背後の男が「敵」であり、周囲の人々は「環境」だと認識していた。
だから横の男に腕をつかまれたとき、ひどく理不尽な想いをした。

マリオをプレイしていたら土管やコインが突然襲ってきたような、
突拍子も無い罠に、彼女の思考は硬直する。
愛理の真横に立っていた、ネクタイをゆるめた二十代の男が彼女の右手首を掴んでいた。

そして、そのままゆっくりと手を握る。まるで握手をしているようだ。

「あぁ」と声が聞こえた。

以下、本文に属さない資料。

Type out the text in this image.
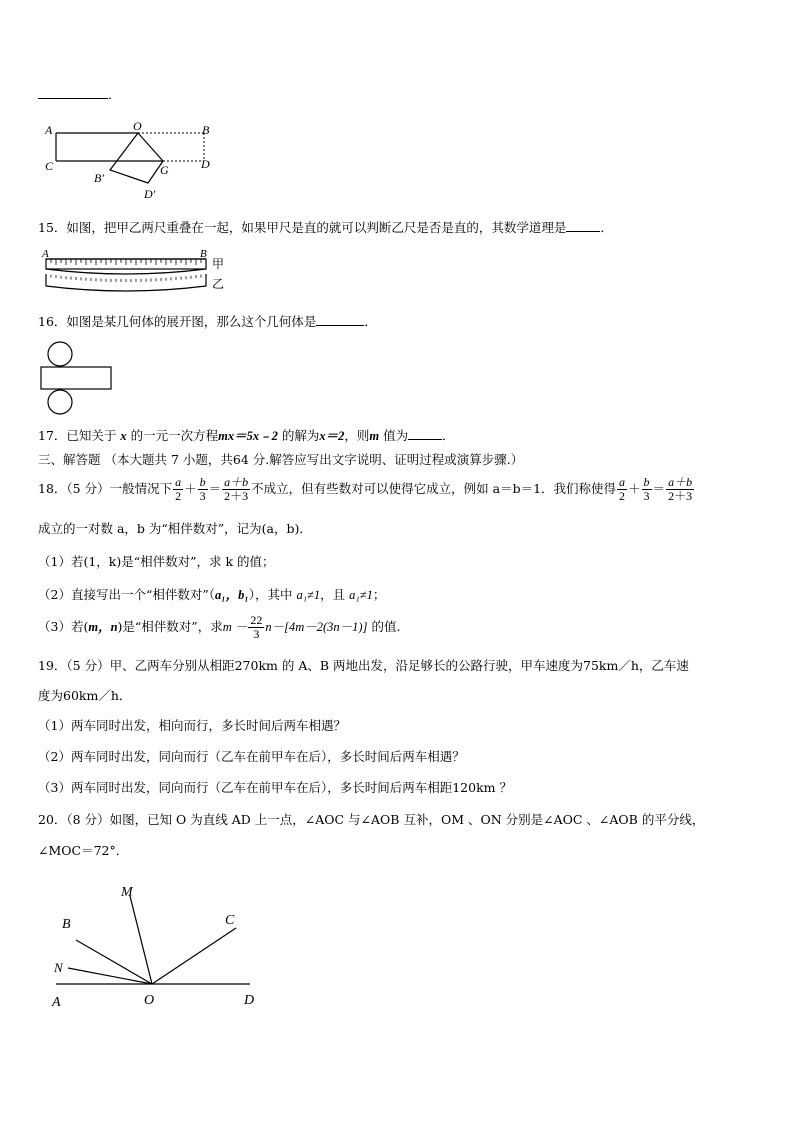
．
A	O	B
C	D
B′
G
D′
15．如图，把甲乙两尺重叠在一起，如果甲尺是直的就可以判断乙尺是否是直的，其数学道理是	．
A	B
甲
乙
16．如图是某几何体的展开图，那么这个几何体是	．
17．已知关于 x 的一元一次方程mx＝5x﹣2 的解为x＝2，则m 值为	．
三、解答题 （本大题共 7 小题，共64 分.解答应写出文字说明、证明过程或演算步骤.）
18．（5 分）一般情况下 $\frac{a}{2} + \frac{b}{3} = \frac{a+b}{2+3}$ 不成立，但有些数对可以使得它成立，例如 a＝b＝1．我们称使得 $\frac{a}{2} + \frac{b}{3} = \frac{a+b}{2+3}$
成立的一对数 a，b 为“相伴数对”，记为(a，b)．
（1）若(1，k)是“相伴数对”，求 k 的值；
（2）直接写出一个“相伴数对”（a₁，b₁），其中 a₁≠1，且 a₁≠1；
（3）若(m，n)是“相伴数对”，求$m - \frac{22}{3} n-[4m-2(3n-1)]$ 的值.
19．（5 分）甲、乙两车分别从相距270km 的 A、B 两地出发，沿足够长的公路行驶，甲车速度为75km／h，乙车速
度为60km／h．
（1）两车同时出发，相向而行，多长时间后两车相遇？
（2）两车同时出发，同向而行（乙车在前甲车在后），多长时间后两车相遇？
（3）两车同时出发，同向而行（乙车在前甲车在后），多长时间后两车相距120km ？
20．（8 分）如图，已知 O 为直线 AD 上一点，∠AOC 与∠AOB 互补，OM 、ON 分别是∠AOC 、∠AOB 的平分线，
∠MOC＝72°．
M
B	C
N
A	O	D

背後の男の声だ。
耳たぶを濡らすような湿った喘ぎ声だった。
それから「スーッ」という、歯の隙間から息を吸う音。

そこで彼女は、初めて気がついた。
―自分は見られている。
周囲の男たちは、愛理が痴漢に遭っていることに気付いている。

折りたたんだ日経新聞を読んでいる男も、i-podのイヤホンを耳に入れている男も、
ただ黙って吊り革に体重をかけている男も、立ったまま眠ったような表情の男も。
痴漢に遭っている女子高生に気付き、時折目線を送っていた。

この瞬間、愛理の心のなかに遅ればせながら初めて「恐怖」が生まれた。

小さく「いやっ」という言葉を彼女は発したが、ほぼ同時に始まった車内放送がそれをかき消した。
「まもなく、小象、小象、お出口は、右側です」

下着の上から、いつくしむように優しい指先が、陰核を撫でこする。
彼女にとって、他人に触れられたことのない、触れさせたことのない場所である。